Whilst the 50/20/30 rule is a great rule of thumb for those beginning their budgeting journey – whether alone or together – sometimes as a couple there are other factors you need to take into account in order to build a budget that suits you both.
The following steps should help you do just that.
Step one: Asses your net income
First thing’s first; you need to know what you’re working with. If you are a two-income home then obviously add up your salaries after tax and automatic debt deductions (such as student loans).
If one or both of you are self employed, or have an irregular income, then take the average of your past three month’s earnings as your working figure.
Even if you are not paying into one central bank account, you need to understand how much money your family is earning in order to make budgeting decisions.
Step two: Define what are essential and non-essential costs
You need to identify every single spend that your household makes and agree whether they will be categorised as essential or non essential. Things like rent will always be an essential cost, but others, such as cable TV or Netflix may be more contentious. Importantly, once you have categorised each one, they need to remain in that category.
Having a financial app that tracks all your spending can really help with this step. Seeing every penny categorised and displayed in an easy to read format that you can compare month on month can really crystallise in your mind where your money is going.
Once you have agreed which costs are essential and non-essential you can ascertain what changes you need to make to your lifestyle in order to obtain a healthy balance between your savings, investments, and the costs of your everyday life. If you are not sure of how much of your salary should go towards each category, this is where the 50/30/20 rule can come in useful.
Step three: Identify your long and short-term goals
Once you’ve established what’s coming into your home and what you need to spend on essential costs you will have a better idea of what you have left to save. You need to identify exactly what your financial goals are for the long and short term. You may want to work towards buying a house, save for retirement, or go on holiday. Each goal needs to be agreed on and budgeted for.
You will need to decide how much money you put toward each separate goal on a monthly basis, and which are your top priorities. It is recommended that you automate your savings and that you open separate bank accounts for each savings goal in order to keep better track of your savings.
For long-term savings such as retirement, you may even decide to pay into a long-term investment fund.
Step four: Establish how you will divide payment responsibilities
Depending on how you arrange your finances – whether all your finances are combined or you just have a household account for joint bills – you can divide up how each of you contributes in a number of ways.
You can keep it simple and divide all costs 50/50, or choose to assign different bills to each person so that they take responsibility for the payment and management of each account. Alternatively you can choose to divide payment in terms of percentages of your income.
For example: if one of you earns £1,000 a month and the other £3,000, and your monthly rent is £1,000, then you would split the payment into £250 and £750. This means that both of you would have contributed 25% of your monthly income to the rent. For couples with large earning discrepancies this can create a “fairer” financial environment.
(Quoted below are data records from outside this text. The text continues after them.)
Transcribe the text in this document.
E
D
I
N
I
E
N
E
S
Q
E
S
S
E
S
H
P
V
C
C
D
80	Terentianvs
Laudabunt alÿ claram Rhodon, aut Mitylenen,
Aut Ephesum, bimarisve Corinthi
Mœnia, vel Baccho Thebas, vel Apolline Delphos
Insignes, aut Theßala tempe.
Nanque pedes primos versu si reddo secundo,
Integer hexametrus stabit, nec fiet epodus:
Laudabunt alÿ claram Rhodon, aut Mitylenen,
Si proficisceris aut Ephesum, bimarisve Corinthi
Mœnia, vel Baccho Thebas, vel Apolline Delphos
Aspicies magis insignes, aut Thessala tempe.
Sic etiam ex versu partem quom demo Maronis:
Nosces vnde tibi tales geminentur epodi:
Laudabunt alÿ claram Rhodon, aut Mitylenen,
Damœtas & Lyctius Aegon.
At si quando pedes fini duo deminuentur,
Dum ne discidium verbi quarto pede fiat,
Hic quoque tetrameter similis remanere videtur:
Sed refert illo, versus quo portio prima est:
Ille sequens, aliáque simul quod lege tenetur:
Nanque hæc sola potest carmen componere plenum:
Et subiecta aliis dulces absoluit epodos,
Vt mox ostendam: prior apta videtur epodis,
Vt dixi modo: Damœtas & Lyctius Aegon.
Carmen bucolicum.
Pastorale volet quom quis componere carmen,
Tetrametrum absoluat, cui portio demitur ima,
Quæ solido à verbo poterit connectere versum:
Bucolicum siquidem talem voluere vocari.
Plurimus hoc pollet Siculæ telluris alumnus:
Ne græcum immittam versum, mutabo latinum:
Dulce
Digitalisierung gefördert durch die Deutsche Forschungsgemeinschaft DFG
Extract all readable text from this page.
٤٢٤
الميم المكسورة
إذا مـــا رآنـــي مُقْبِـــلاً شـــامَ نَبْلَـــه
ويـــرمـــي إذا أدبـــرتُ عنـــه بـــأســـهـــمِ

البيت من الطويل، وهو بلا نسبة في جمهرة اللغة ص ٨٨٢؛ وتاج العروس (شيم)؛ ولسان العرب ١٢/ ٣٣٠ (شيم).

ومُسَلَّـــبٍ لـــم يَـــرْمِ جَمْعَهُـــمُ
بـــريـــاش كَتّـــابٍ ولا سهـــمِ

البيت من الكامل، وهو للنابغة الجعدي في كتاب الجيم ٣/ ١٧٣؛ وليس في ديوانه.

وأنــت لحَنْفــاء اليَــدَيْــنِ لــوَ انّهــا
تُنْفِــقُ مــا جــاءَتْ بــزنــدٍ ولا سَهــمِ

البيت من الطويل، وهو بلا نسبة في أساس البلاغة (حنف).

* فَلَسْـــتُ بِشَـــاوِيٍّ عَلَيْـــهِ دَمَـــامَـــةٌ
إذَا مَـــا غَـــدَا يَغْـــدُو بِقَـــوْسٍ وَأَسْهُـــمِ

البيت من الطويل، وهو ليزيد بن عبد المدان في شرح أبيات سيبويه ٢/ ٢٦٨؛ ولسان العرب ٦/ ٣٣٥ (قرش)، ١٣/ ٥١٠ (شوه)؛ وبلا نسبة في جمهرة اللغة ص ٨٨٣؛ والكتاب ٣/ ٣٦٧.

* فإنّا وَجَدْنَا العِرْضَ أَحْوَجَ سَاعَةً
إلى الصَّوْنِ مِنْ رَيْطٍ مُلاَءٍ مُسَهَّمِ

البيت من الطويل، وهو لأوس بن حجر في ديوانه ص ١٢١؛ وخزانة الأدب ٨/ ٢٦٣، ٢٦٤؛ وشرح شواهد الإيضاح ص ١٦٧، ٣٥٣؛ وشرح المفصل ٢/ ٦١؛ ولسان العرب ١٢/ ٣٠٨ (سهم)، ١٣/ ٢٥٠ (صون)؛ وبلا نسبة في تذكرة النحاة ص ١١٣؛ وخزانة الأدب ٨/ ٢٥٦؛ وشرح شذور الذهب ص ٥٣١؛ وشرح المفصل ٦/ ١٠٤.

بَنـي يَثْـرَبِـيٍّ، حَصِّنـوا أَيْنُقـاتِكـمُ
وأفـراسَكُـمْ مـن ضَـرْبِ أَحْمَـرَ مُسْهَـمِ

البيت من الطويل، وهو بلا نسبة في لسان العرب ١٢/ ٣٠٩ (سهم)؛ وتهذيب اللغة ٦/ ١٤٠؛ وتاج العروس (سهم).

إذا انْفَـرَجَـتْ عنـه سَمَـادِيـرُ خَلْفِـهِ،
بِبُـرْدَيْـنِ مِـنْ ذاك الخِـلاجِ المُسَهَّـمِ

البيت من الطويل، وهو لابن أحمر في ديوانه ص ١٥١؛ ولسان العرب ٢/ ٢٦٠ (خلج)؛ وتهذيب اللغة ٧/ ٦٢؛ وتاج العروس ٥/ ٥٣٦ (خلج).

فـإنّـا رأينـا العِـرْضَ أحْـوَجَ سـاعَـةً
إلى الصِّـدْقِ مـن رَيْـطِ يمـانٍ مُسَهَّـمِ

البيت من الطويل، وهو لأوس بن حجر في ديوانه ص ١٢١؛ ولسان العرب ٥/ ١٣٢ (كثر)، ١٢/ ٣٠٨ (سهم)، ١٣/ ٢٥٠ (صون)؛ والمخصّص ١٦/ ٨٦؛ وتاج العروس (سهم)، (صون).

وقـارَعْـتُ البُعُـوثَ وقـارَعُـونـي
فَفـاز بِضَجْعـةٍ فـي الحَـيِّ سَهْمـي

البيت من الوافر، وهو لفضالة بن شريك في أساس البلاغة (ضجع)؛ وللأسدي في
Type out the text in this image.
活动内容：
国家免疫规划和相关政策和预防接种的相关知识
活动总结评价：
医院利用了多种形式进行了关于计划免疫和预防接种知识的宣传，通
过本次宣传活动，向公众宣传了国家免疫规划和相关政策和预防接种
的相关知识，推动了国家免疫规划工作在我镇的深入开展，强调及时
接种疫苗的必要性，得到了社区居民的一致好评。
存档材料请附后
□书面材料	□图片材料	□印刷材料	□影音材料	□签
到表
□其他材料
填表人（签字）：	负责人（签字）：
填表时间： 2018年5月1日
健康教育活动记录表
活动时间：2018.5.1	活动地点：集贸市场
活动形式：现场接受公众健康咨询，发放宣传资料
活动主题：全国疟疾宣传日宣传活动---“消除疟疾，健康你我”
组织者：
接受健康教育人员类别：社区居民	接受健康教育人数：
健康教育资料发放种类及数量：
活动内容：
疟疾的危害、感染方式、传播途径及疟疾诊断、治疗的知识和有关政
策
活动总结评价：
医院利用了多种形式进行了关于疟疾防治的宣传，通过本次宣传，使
Step five: Schedule monthly meetings
Now you know your essential outgoings, your saving priorities, and what you have left to spend on non-essential “fun” each month, you are in much more control of your joint finances.
However, by scheduling monthly budget meetings you give each other the opportunity to air grievances, make changes to the budget, and fine tune it until it works perfectly for you. It also stops you getting lax and losing control of where your money is going.
Your budget should change as your life does, so make sure to update it each month to reflect any significant financial changes that may have happened.